Rationale

Interstitial (diffuse) lung disease (ILD) in common variable immunodeficiency (CVID) patients significantly impacts their quality of life and survival. We aimed to identify phenotypic characteristics associated with ILD in a large U.S. cohort of CVID patients.

Methods

We conducted a cross-sectional analysis of 1,470 CVID cases in the USIDNET registry. The primary outcome was physician-diagnosed ILD. Clinical characteristics were compared using chi-square or Wilcoxon–Mann–Whitney tests. Logistic regression evaluated associations between respiratory comorbidities, immunological features, extrapulmonary autoimmunity, and ILD.

Results

There were 103 CVID patients with known ILD (7%).

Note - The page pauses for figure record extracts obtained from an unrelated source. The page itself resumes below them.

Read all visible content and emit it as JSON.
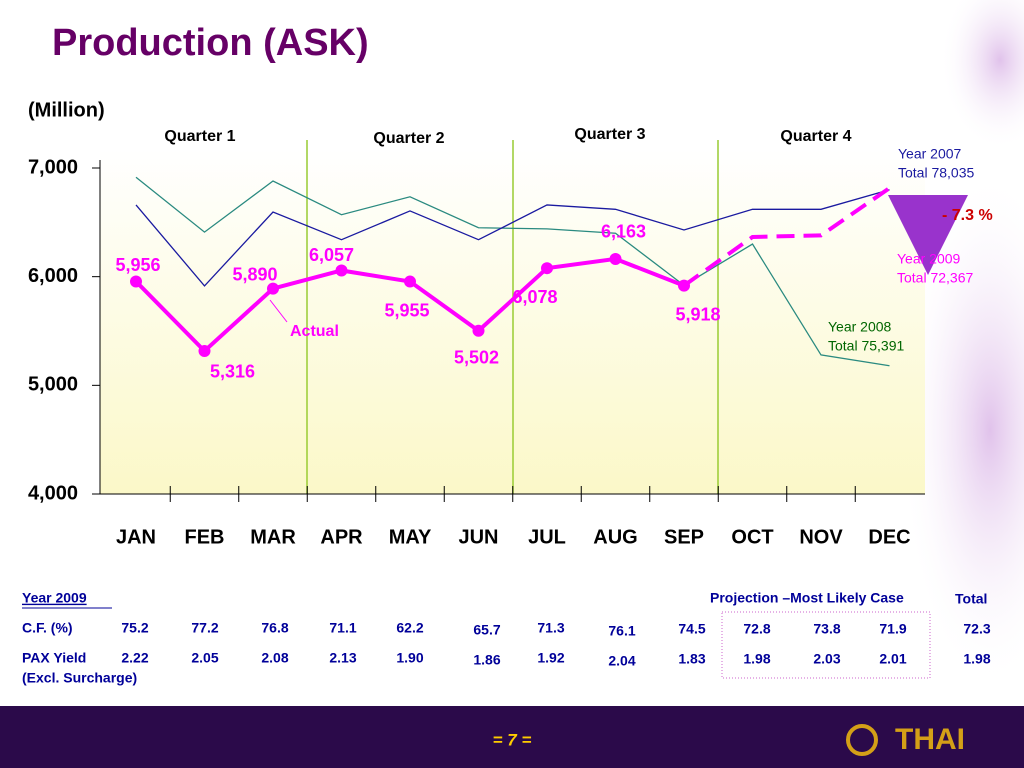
{
  "chart_data": {
    "type": "line",
    "title": "Production (ASK)",
    "unit_label": "(Million)",
    "quarters": [
      "Quarter 1",
      "Quarter 2",
      "Quarter 3",
      "Quarter 4"
    ],
    "categories": [
      "JAN",
      "FEB",
      "MAR",
      "APR",
      "MAY",
      "JUN",
      "JUL",
      "AUG",
      "SEP",
      "OCT",
      "NOV",
      "DEC"
    ],
    "ylim": [
      4000,
      7000
    ],
    "yticks": [
      {
        "value": 4000,
        "label": "4,000"
      },
      {
        "value": 5000,
        "label": "5,000"
      },
      {
        "value": 6000,
        "label": "6,000"
      },
      {
        "value": 7000,
        "label": "7,000"
      }
    ],
    "series": [
      {
        "name": "Year 2009",
        "total": "Total 72,367",
        "color": "#ff00ff",
        "values": [
          5956,
          5316,
          5890,
          6057,
          5955,
          5502,
          6078,
          6163,
          5918,
          null,
          null,
          null
        ],
        "value_labels": [
          "5,956",
          "5,316",
          "5,890",
          "6,057",
          "5,955",
          "5,502",
          "6,078",
          "6,163",
          "5,918",
          null,
          null,
          null
        ]
      },
      {
        "name": "Projection –Most Likely Case",
        "color": "#ff00ff",
        "dashed": true,
        "values": [
          null,
          null,
          null,
          null,
          null,
          null,
          null,
          null,
          5918,
          6365,
          6380,
          6815
        ]
      },
      {
        "name": "Year 2007",
        "total": "Total 78,035",
        "color": "#1a1aa0",
        "values": [
          6660,
          5915,
          6595,
          6340,
          6605,
          6340,
          6660,
          6620,
          6430,
          6620,
          6620,
          6800
        ]
      },
      {
        "name": "Year 2008",
        "total": "Total 75,391",
        "color": "#2a8a80",
        "values": [
          6915,
          6410,
          6880,
          6570,
          6735,
          6450,
          6440,
          6400,
          5920,
          6300,
          5280,
          5180
        ]
      }
    ],
    "annotations": {
      "actual": "Actual",
      "change": "- 7.3 %"
    }
  },
  "table": {
    "title": "Year 2009",
    "projection_header": "Projection –Most Likely Case",
    "total_header": "Total",
    "rows": [
      {
        "label": "C.F. (%)",
        "values": [
          "75.2",
          "77.2",
          "76.8",
          "71.1",
          "62.2",
          "65.7",
          "71.3",
          "76.1",
          "74.5",
          "72.8",
          "73.8",
          "71.9",
          "72.3"
        ]
      },
      {
        "label": "PAX Yield",
        "sublabel": "(Excl. Surcharge)",
        "values": [
          "2.22",
          "2.05",
          "2.08",
          "2.13",
          "1.90",
          "1.86",
          "1.92",
          "2.04",
          "1.83",
          "1.98",
          "2.03",
          "2.01",
          "1.98"
        ]
      }
    ]
  },
  "footer": {
    "page": "= 7 =",
    "logo": "THAI"
  }
}
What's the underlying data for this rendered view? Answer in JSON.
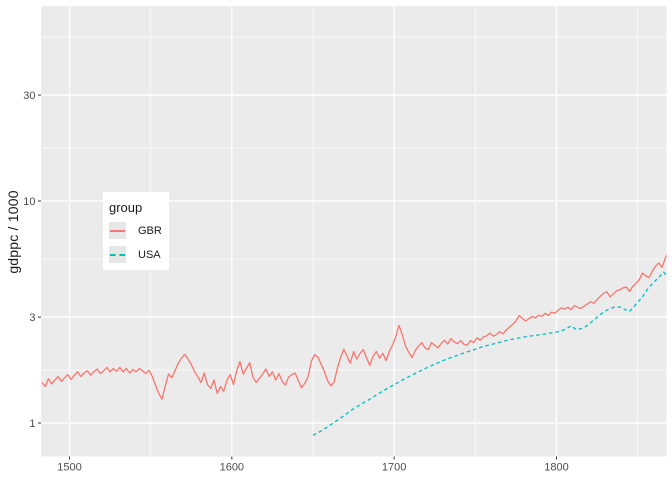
{
  "figure": {
    "background": "#FFFFFF",
    "panel_background": "#EBEBEB",
    "gridline_color": "#FFFFFF",
    "tick_mark_color": "#333333",
    "tick_label_color": "#4D4D4D",
    "axis_title_color": "#1A1A1A"
  },
  "y_axis": {
    "title": "gdppc / 1000",
    "scale": "log10",
    "ticks": [
      {
        "label": "1",
        "value": 1
      },
      {
        "label": "3",
        "value": 3
      },
      {
        "label": "10",
        "value": 10
      },
      {
        "label": "30",
        "value": 30
      }
    ],
    "minor": [
      1.7321,
      5.4772,
      17.3205,
      54.7723
    ]
  },
  "x_axis": {
    "title": "",
    "ticks": [
      {
        "label": "1500",
        "value": 1500
      },
      {
        "label": "1600",
        "value": 1600
      },
      {
        "label": "1700",
        "value": 1700
      },
      {
        "label": "1800",
        "value": 1800
      }
    ],
    "minor": [
      1550,
      1650,
      1750,
      1850
    ]
  },
  "legend": {
    "title": "group",
    "items": [
      {
        "label": "GBR",
        "line": "solid",
        "color": "#F8766D"
      },
      {
        "label": "USA",
        "line": "dashed",
        "color": "#00BFC4"
      }
    ]
  },
  "chart_data": {
    "type": "line",
    "title": "",
    "xlabel": "",
    "ylabel": "gdppc / 1000",
    "y_scale": "log10",
    "x_domain": [
      1482.4,
      1867.8
    ],
    "y_domain": [
      0.703,
      75.6
    ],
    "grid": true,
    "legend_position": "inside-left",
    "series": [
      {
        "name": "GBR",
        "color": "#F8766D",
        "linetype": "solid",
        "points": [
          [
            1483,
            1.52
          ],
          [
            1485,
            1.46
          ],
          [
            1487,
            1.58
          ],
          [
            1489,
            1.5
          ],
          [
            1491,
            1.56
          ],
          [
            1493,
            1.62
          ],
          [
            1495,
            1.54
          ],
          [
            1497,
            1.6
          ],
          [
            1499,
            1.65
          ],
          [
            1501,
            1.57
          ],
          [
            1503,
            1.64
          ],
          [
            1505,
            1.7
          ],
          [
            1507,
            1.62
          ],
          [
            1509,
            1.68
          ],
          [
            1511,
            1.72
          ],
          [
            1513,
            1.64
          ],
          [
            1515,
            1.7
          ],
          [
            1517,
            1.75
          ],
          [
            1519,
            1.67
          ],
          [
            1521,
            1.72
          ],
          [
            1523,
            1.78
          ],
          [
            1525,
            1.7
          ],
          [
            1527,
            1.76
          ],
          [
            1529,
            1.71
          ],
          [
            1531,
            1.78
          ],
          [
            1533,
            1.7
          ],
          [
            1535,
            1.76
          ],
          [
            1537,
            1.68
          ],
          [
            1539,
            1.74
          ],
          [
            1541,
            1.7
          ],
          [
            1543,
            1.76
          ],
          [
            1545,
            1.72
          ],
          [
            1547,
            1.67
          ],
          [
            1549,
            1.73
          ],
          [
            1551,
            1.62
          ],
          [
            1553,
            1.48
          ],
          [
            1555,
            1.36
          ],
          [
            1557,
            1.28
          ],
          [
            1559,
            1.47
          ],
          [
            1561,
            1.66
          ],
          [
            1563,
            1.6
          ],
          [
            1565,
            1.72
          ],
          [
            1567,
            1.86
          ],
          [
            1569,
            1.96
          ],
          [
            1571,
            2.04
          ],
          [
            1573,
            1.94
          ],
          [
            1575,
            1.84
          ],
          [
            1577,
            1.7
          ],
          [
            1579,
            1.62
          ],
          [
            1581,
            1.52
          ],
          [
            1583,
            1.68
          ],
          [
            1585,
            1.49
          ],
          [
            1587,
            1.43
          ],
          [
            1589,
            1.56
          ],
          [
            1591,
            1.36
          ],
          [
            1593,
            1.46
          ],
          [
            1595,
            1.39
          ],
          [
            1597,
            1.56
          ],
          [
            1599,
            1.65
          ],
          [
            1601,
            1.49
          ],
          [
            1603,
            1.72
          ],
          [
            1605,
            1.89
          ],
          [
            1607,
            1.66
          ],
          [
            1609,
            1.76
          ],
          [
            1611,
            1.87
          ],
          [
            1613,
            1.61
          ],
          [
            1615,
            1.52
          ],
          [
            1617,
            1.59
          ],
          [
            1619,
            1.66
          ],
          [
            1621,
            1.75
          ],
          [
            1623,
            1.62
          ],
          [
            1625,
            1.7
          ],
          [
            1627,
            1.56
          ],
          [
            1629,
            1.67
          ],
          [
            1631,
            1.54
          ],
          [
            1633,
            1.48
          ],
          [
            1635,
            1.61
          ],
          [
            1637,
            1.65
          ],
          [
            1639,
            1.68
          ],
          [
            1641,
            1.55
          ],
          [
            1643,
            1.44
          ],
          [
            1645,
            1.51
          ],
          [
            1647,
            1.62
          ],
          [
            1649,
            1.9
          ],
          [
            1651,
            2.03
          ],
          [
            1653,
            1.98
          ],
          [
            1655,
            1.84
          ],
          [
            1657,
            1.7
          ],
          [
            1659,
            1.55
          ],
          [
            1661,
            1.47
          ],
          [
            1663,
            1.53
          ],
          [
            1665,
            1.76
          ],
          [
            1667,
            1.97
          ],
          [
            1669,
            2.15
          ],
          [
            1671,
            2.0
          ],
          [
            1673,
            1.86
          ],
          [
            1675,
            2.1
          ],
          [
            1677,
            1.94
          ],
          [
            1679,
            2.06
          ],
          [
            1681,
            2.14
          ],
          [
            1683,
            1.96
          ],
          [
            1685,
            1.82
          ],
          [
            1687,
            2.0
          ],
          [
            1689,
            2.1
          ],
          [
            1691,
            1.96
          ],
          [
            1693,
            2.06
          ],
          [
            1695,
            1.91
          ],
          [
            1697,
            2.1
          ],
          [
            1699,
            2.24
          ],
          [
            1701,
            2.45
          ],
          [
            1703,
            2.75
          ],
          [
            1705,
            2.5
          ],
          [
            1707,
            2.22
          ],
          [
            1709,
            2.08
          ],
          [
            1711,
            1.97
          ],
          [
            1713,
            2.12
          ],
          [
            1715,
            2.22
          ],
          [
            1717,
            2.3
          ],
          [
            1719,
            2.18
          ],
          [
            1721,
            2.14
          ],
          [
            1723,
            2.3
          ],
          [
            1725,
            2.24
          ],
          [
            1727,
            2.18
          ],
          [
            1729,
            2.28
          ],
          [
            1731,
            2.36
          ],
          [
            1733,
            2.27
          ],
          [
            1735,
            2.4
          ],
          [
            1737,
            2.32
          ],
          [
            1739,
            2.28
          ],
          [
            1741,
            2.35
          ],
          [
            1743,
            2.26
          ],
          [
            1745,
            2.24
          ],
          [
            1747,
            2.35
          ],
          [
            1749,
            2.3
          ],
          [
            1751,
            2.42
          ],
          [
            1753,
            2.36
          ],
          [
            1755,
            2.44
          ],
          [
            1757,
            2.47
          ],
          [
            1759,
            2.54
          ],
          [
            1761,
            2.46
          ],
          [
            1763,
            2.5
          ],
          [
            1765,
            2.58
          ],
          [
            1767,
            2.52
          ],
          [
            1769,
            2.62
          ],
          [
            1771,
            2.7
          ],
          [
            1773,
            2.78
          ],
          [
            1775,
            2.88
          ],
          [
            1777,
            3.05
          ],
          [
            1779,
            2.96
          ],
          [
            1781,
            2.88
          ],
          [
            1783,
            2.95
          ],
          [
            1785,
            3.02
          ],
          [
            1787,
            2.97
          ],
          [
            1789,
            3.06
          ],
          [
            1791,
            3.02
          ],
          [
            1793,
            3.12
          ],
          [
            1795,
            3.05
          ],
          [
            1797,
            3.16
          ],
          [
            1799,
            3.12
          ],
          [
            1801,
            3.22
          ],
          [
            1803,
            3.3
          ],
          [
            1805,
            3.26
          ],
          [
            1807,
            3.32
          ],
          [
            1809,
            3.24
          ],
          [
            1811,
            3.38
          ],
          [
            1813,
            3.32
          ],
          [
            1815,
            3.28
          ],
          [
            1817,
            3.36
          ],
          [
            1819,
            3.44
          ],
          [
            1821,
            3.52
          ],
          [
            1823,
            3.46
          ],
          [
            1825,
            3.6
          ],
          [
            1827,
            3.72
          ],
          [
            1829,
            3.84
          ],
          [
            1831,
            3.9
          ],
          [
            1833,
            3.7
          ],
          [
            1835,
            3.82
          ],
          [
            1837,
            3.94
          ],
          [
            1839,
            3.98
          ],
          [
            1841,
            4.06
          ],
          [
            1843,
            4.1
          ],
          [
            1845,
            3.92
          ],
          [
            1847,
            4.12
          ],
          [
            1849,
            4.26
          ],
          [
            1851,
            4.42
          ],
          [
            1853,
            4.74
          ],
          [
            1855,
            4.6
          ],
          [
            1857,
            4.52
          ],
          [
            1859,
            4.82
          ],
          [
            1861,
            5.08
          ],
          [
            1863,
            5.26
          ],
          [
            1865,
            5.02
          ],
          [
            1867,
            5.52
          ],
          [
            1868,
            5.75
          ]
        ]
      },
      {
        "name": "USA",
        "color": "#00BFC4",
        "linetype": "dashed",
        "points": [
          [
            1650,
            0.88
          ],
          [
            1655,
            0.92
          ],
          [
            1660,
            0.97
          ],
          [
            1665,
            1.03
          ],
          [
            1670,
            1.09
          ],
          [
            1675,
            1.16
          ],
          [
            1680,
            1.22
          ],
          [
            1685,
            1.28
          ],
          [
            1690,
            1.35
          ],
          [
            1695,
            1.42
          ],
          [
            1700,
            1.49
          ],
          [
            1705,
            1.56
          ],
          [
            1710,
            1.63
          ],
          [
            1715,
            1.7
          ],
          [
            1720,
            1.77
          ],
          [
            1725,
            1.84
          ],
          [
            1730,
            1.91
          ],
          [
            1735,
            1.97
          ],
          [
            1740,
            2.03
          ],
          [
            1745,
            2.09
          ],
          [
            1750,
            2.15
          ],
          [
            1755,
            2.21
          ],
          [
            1760,
            2.26
          ],
          [
            1765,
            2.31
          ],
          [
            1770,
            2.36
          ],
          [
            1775,
            2.4
          ],
          [
            1780,
            2.44
          ],
          [
            1785,
            2.47
          ],
          [
            1790,
            2.5
          ],
          [
            1795,
            2.53
          ],
          [
            1800,
            2.57
          ],
          [
            1803,
            2.6
          ],
          [
            1806,
            2.66
          ],
          [
            1809,
            2.74
          ],
          [
            1812,
            2.64
          ],
          [
            1815,
            2.66
          ],
          [
            1818,
            2.72
          ],
          [
            1821,
            2.83
          ],
          [
            1824,
            2.95
          ],
          [
            1827,
            3.08
          ],
          [
            1830,
            3.2
          ],
          [
            1833,
            3.28
          ],
          [
            1836,
            3.33
          ],
          [
            1839,
            3.33
          ],
          [
            1842,
            3.25
          ],
          [
            1845,
            3.18
          ],
          [
            1847,
            3.3
          ],
          [
            1850,
            3.5
          ],
          [
            1853,
            3.7
          ],
          [
            1856,
            4.0
          ],
          [
            1859,
            4.24
          ],
          [
            1861,
            4.38
          ],
          [
            1863,
            4.52
          ],
          [
            1865,
            4.7
          ],
          [
            1866,
            4.78
          ],
          [
            1868,
            4.6
          ]
        ]
      }
    ]
  }
}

Their median age was 47 years (IQR 25) compared with 50 years (IQR 38) in the non-ILD group, with a similar sex distribution, predominantly female (62.1% vs. 61%). Most ILD patients were asymptomatic for chronic respiratory symptoms, but dyspnea (15.5% vs. 3.6%, p < 0.001) and weight loss (14.6% vs. 7.1%, p = 0.007) were the most frequent symptoms. ILD patients had lower serum IgA levels (7 mg/dL vs. 29 mg/dL, p < 0.001) and CD3+, CD4+, CD8+, and CD19+ lymphocyte counts (p < 0.01). Chronic respiratory comorbidities associated with ILD included lung granulomas/multiple nodules (OR 16.75, 95% CI 9.23-30.39, p < 0.0001) and bronchiectasis (OR 3.1, 95% CI 1.9-5.1, p < 0.0001) independent of age. In contrast, upper airway inflammatory conditions and lower airway diseases (e.g., asthma and COPD) were not significantly associated. CVID patients with extrapulmonary immune dysregulation, including hepatosplenomegaly (OR 6.29, 95% CI 4.16-9.51, p < 0.0001), cytopenias (OR 3.9, 95% CI 2.59-5.88, p < 0.0001), inflammatory GI disease (OR 1.76, 95% CI 1.18-2.65, p = 0.006), and autoimmune endocrine disorders (OR 1.69, 95% CI 1.06-2.69, p = 0.028) also had an increased likelihood of ILD. No significant associations were observed between ILD and autoimmune skin or rheumatologic diseases.

Conclusions

CVID patients with ILD feature a severe phenotype characterized by a higher frequency of bronchiectasis, lung granulomas/nodules, reduced IgA, and T and B cells, as well as non-pulmonary immune dysregulation, particularly hematologic, GI, and endocrine manifestations. These findings highlight the need for targeted monitoring of lung disease in patients with these complications. Despite limitations (risk of recall/selection/attrition bias), our study provides valuable clinical insights into ILD in CVID patients and motivates further research into this highly relevant clinical problem.